The program is organized into two volumes attached to the existing median walls and connected by a pergola, embracing the interior garden and protecting it from the noise of the nearby highway. A large continuous gap runs through the ground floor, which is located at level +1.50 m. with the terrace also attached and elevated to gain views without losing privacy. It also introduces lighting to the semi-buried plant rooms.

The two volumes have sloping facades and roofs, to be related to each other, respond to urban planning requirements, and adjust the demanding interior program. The section of each building tries to make the most of the scarcely available volume, projecting space in multiple visual directions, gaps, and light inputs that maximize spatial amplitude and chaining.

Thus, while the neighboring building is 3 stories, the house has 4 and multiple intermediate levels. The dilations of space in one room become the headboard, sofa, and support surfaces in another. The stairs, in turn, are used as distribution spaces to avoid the use of corridors and corridors. Two dilated corner gaps run through the upper floors of the house.

The structure is composed of a foundation and walls under reinforced concrete level and, above ground, walls and laminated red spruce wood slabs, with two median walls that rise at once with insulation and ducts for installations.

In the house, the stair and continuous corner window gaps are resolved by suspending the mezzanines from the slab of the upper floor.

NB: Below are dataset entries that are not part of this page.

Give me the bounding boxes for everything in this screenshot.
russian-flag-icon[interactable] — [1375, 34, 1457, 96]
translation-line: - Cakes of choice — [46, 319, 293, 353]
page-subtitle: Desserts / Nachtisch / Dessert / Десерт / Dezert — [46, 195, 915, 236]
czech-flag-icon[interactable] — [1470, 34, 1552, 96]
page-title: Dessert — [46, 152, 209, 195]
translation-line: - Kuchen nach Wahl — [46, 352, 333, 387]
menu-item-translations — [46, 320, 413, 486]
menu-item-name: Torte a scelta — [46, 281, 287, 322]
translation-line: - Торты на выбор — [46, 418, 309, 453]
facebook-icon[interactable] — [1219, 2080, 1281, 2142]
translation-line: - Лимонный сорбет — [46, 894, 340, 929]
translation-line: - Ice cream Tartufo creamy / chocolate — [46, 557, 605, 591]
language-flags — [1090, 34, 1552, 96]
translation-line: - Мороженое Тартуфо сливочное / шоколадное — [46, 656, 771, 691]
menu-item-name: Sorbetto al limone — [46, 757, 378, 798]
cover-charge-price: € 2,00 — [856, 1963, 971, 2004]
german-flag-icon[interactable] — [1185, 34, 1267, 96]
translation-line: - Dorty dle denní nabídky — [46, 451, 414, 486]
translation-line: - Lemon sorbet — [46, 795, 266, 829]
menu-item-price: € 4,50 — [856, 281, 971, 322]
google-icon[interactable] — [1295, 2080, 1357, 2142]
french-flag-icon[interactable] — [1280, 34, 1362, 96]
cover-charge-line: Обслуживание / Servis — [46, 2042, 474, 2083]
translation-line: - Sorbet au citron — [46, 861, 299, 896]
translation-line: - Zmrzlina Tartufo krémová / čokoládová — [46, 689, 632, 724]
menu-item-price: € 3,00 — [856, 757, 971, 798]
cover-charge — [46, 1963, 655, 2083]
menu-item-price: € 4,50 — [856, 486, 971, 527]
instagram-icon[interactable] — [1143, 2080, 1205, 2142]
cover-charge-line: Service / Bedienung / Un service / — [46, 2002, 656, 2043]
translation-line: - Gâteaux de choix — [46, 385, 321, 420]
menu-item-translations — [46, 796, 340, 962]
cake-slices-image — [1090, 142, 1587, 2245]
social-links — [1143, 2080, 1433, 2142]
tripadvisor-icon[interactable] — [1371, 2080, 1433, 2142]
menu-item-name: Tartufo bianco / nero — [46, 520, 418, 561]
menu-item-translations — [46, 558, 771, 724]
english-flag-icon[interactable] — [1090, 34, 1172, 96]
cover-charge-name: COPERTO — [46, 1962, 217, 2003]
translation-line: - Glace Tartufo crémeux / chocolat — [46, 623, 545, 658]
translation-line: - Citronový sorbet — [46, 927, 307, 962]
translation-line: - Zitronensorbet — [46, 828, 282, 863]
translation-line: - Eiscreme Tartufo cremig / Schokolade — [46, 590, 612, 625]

Some metal supports appear punctually merging with glass enclosures. The above-ground stairs are executed with 5-layer laminated wood pieces, connected to each other and embedded in the median walls.

The envelope is resolved with a light closure of cement panels and treated coniferous wood covers. This achieves a Nordic-inspired architecture on the one hand, through the use of wood and a pragmatic and light-hungry domesticity; and Japanese resources, on the other hand, through the chaining of spaces and visual relationships.